CWC talks ag at 'dialogue dinner'

Jan 22, 2017 By Andrea Novotny, Staff Writer

Internships and works studies in agriculture were popular ideas discussed at Central Wyoming College's community agriculture dinner dialogue Wednesday.

The CWC Board of Trustees invited members of the local ag community as well as faculty from the college's various ag and equine programs to discuss the ways students in agriculture and the local ag community can be best served.

Attendees were asked to answer questions about the importance of different aspects of ag education, and what new agricultural niches CWC should explore, with possibilities including meat processing and production, field trials for the local climate, small animal production, small ag entrepreneurship, food processing, horticulture, sustainable ag, and backcountry equine outfitting.

Many who attended said they believed there is a need for more opportunities for students to get hands on experience using existing resources in ag-rich Fremont County.

Riverton farmer and local food advocate Steve Doyle said emphasis on agriculture and locally produced food would benefit the students, college and the community.
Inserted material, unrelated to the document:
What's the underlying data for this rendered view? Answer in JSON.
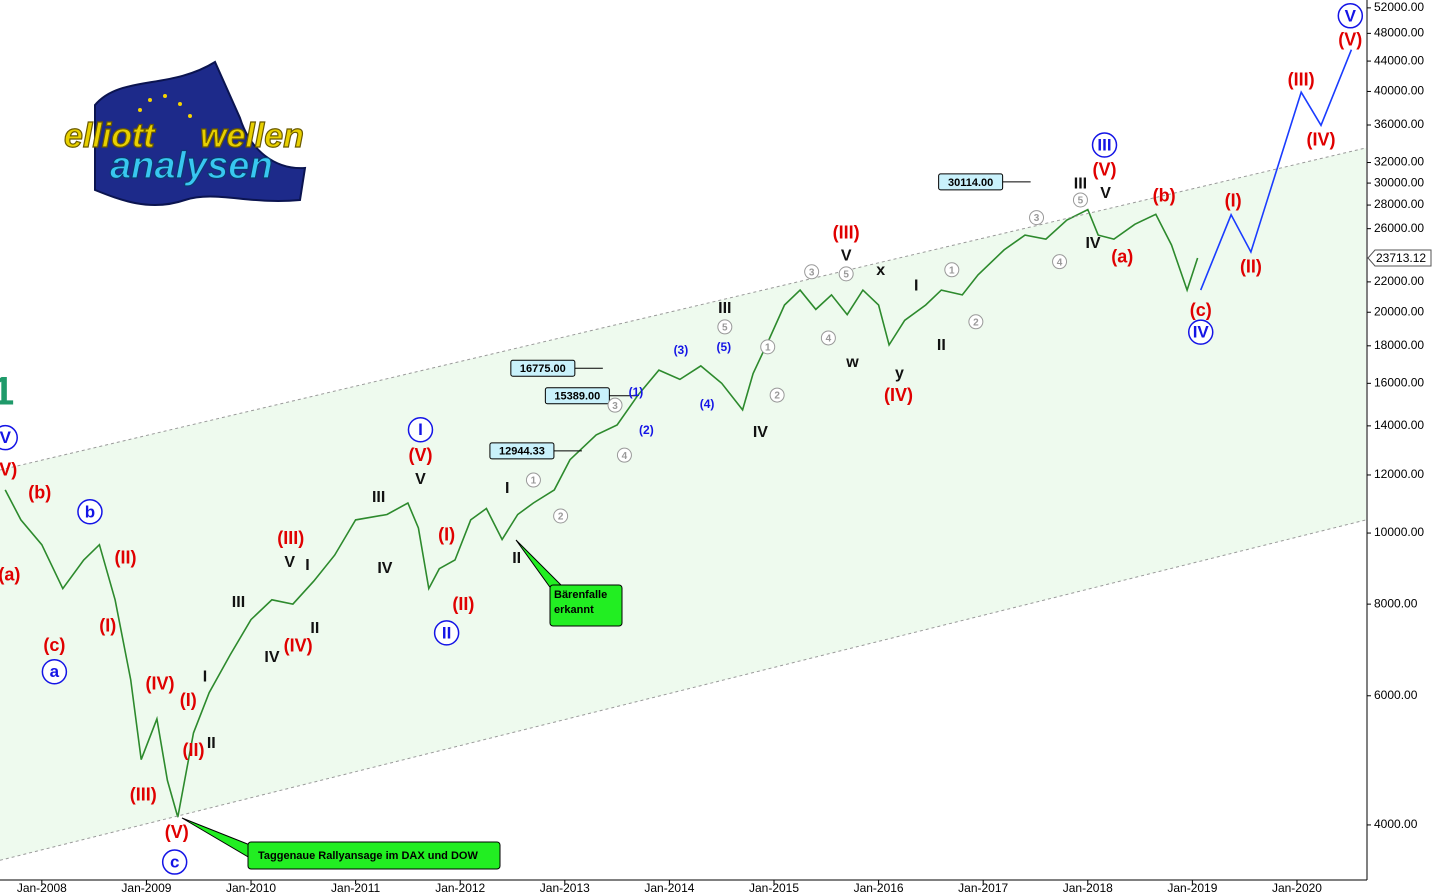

Doyle said he became involved in the local food movement about eight years ago.

"In that time we have met so many young people who are interested in small sustainable farming," he said. "I think CWC stands in a great position to attract these students."

Other subjects discussed at the dialogue were possibilities associated with the CWC Sinks Canyon Field Station, ways in which the Central Wyoming College Equine Center could increase public outreach and inform the community about its possible expansion, and different ways CWC could work with the University of Wyoming to maximize agriculture services in Fremont County.

Data collected in surveys at the dialogue will be assembled at a later date.